1 Kasım 1958 tarihinde Louis Mitelberg, Fransa’nın ünlü haftalık haber dergisi “L’Express” için çizmeye başlar. Derginin kurucusu ve yazı işleri müdürü Jean-Jacques Servan-Schreiber’in önerisi üzerine soyadının ilk üç harfinden oluşan bir palindrom oluşturur. Bundan böyle artık TIM olarak imza atacaktır. Ünü de yavaş yavaş bütün dünyaya yayılmaya başlamıştır. Portreleri ve haftalık editoryal karikatürleri Newsweek, Time, Der Spiegel, Atlas gibi uluslararası dergilerce iktibas edilir. Karikatürleri sık sık bu dergilerin kapaklarını süslemeye başlar.

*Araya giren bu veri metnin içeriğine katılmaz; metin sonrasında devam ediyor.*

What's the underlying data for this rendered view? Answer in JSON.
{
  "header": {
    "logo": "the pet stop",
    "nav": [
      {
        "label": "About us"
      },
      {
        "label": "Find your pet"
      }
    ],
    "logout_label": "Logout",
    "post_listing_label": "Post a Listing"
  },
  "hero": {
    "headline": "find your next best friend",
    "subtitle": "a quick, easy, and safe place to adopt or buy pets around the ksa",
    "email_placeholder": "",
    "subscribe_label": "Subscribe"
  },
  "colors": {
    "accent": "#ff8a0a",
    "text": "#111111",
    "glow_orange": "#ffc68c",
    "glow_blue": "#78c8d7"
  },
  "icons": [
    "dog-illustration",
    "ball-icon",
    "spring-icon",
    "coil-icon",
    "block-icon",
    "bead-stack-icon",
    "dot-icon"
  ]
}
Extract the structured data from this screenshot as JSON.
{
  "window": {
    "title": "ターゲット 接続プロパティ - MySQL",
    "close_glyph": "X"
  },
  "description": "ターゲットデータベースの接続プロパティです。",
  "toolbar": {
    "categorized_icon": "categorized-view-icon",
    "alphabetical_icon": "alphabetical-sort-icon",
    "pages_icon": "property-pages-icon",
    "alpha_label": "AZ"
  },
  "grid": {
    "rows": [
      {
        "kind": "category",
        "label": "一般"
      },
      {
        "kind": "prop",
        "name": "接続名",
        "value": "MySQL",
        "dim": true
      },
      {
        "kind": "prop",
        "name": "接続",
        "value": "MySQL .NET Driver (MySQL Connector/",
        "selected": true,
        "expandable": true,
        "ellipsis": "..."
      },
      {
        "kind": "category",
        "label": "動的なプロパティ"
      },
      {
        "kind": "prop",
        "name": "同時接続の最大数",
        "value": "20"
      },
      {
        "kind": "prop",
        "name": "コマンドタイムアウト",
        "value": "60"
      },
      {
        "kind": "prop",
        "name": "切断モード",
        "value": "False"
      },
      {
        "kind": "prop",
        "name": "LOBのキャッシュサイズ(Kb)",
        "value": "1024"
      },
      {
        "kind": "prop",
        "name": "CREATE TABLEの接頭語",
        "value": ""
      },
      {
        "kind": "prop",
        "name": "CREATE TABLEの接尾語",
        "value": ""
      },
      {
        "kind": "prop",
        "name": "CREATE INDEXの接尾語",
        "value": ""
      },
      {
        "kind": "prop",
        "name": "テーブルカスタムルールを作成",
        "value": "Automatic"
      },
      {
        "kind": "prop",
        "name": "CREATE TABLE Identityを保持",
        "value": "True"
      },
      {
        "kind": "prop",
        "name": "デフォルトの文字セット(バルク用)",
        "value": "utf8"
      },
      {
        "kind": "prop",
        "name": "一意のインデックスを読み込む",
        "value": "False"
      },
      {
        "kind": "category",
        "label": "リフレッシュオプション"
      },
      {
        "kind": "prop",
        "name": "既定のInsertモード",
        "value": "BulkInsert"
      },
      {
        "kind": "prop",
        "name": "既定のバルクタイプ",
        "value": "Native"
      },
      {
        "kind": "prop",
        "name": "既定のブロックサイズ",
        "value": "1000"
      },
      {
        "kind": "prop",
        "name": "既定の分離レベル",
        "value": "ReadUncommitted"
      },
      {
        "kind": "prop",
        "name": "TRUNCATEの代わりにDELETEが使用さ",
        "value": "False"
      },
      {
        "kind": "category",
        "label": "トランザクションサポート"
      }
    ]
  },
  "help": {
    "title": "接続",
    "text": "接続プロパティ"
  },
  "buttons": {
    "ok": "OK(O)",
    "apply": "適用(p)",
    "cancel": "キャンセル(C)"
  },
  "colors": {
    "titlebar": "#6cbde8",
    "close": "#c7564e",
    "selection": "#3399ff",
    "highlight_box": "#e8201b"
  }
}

Ancak işler göründüğü gibi değildir. TIM’in muhalif ve eleştirel mizacı karikatürlerinin hemen tüm kesimlerden tepki toplamasına neden olur. 1965 yılında yayınlanan bir karikatürü hem Hristiyan hem de Yahudi dünyasını ayağa kaldırır!
Kasım 1965’te, İkinci Vatikan Ekümenik Konseyi’nin sonlanmasına yakın, Hristiyan antisemitizminin bin yıllık kaynağı olan “Lanetli Yahudiler” hakkındaki pasajın silinmesine ilişkin ünlü bildiri kamuoyuna açıklanmıştı. Aslında Papa XXIII. John, daha üç yıl önce bu konudaki çalışmanın, tarihçi Jules Isaac nezaretinde başlatıldığını duyurmuştu. Fakat bildirinin açıklanması o tarihe kadar sürekli olarak ertelenmişti.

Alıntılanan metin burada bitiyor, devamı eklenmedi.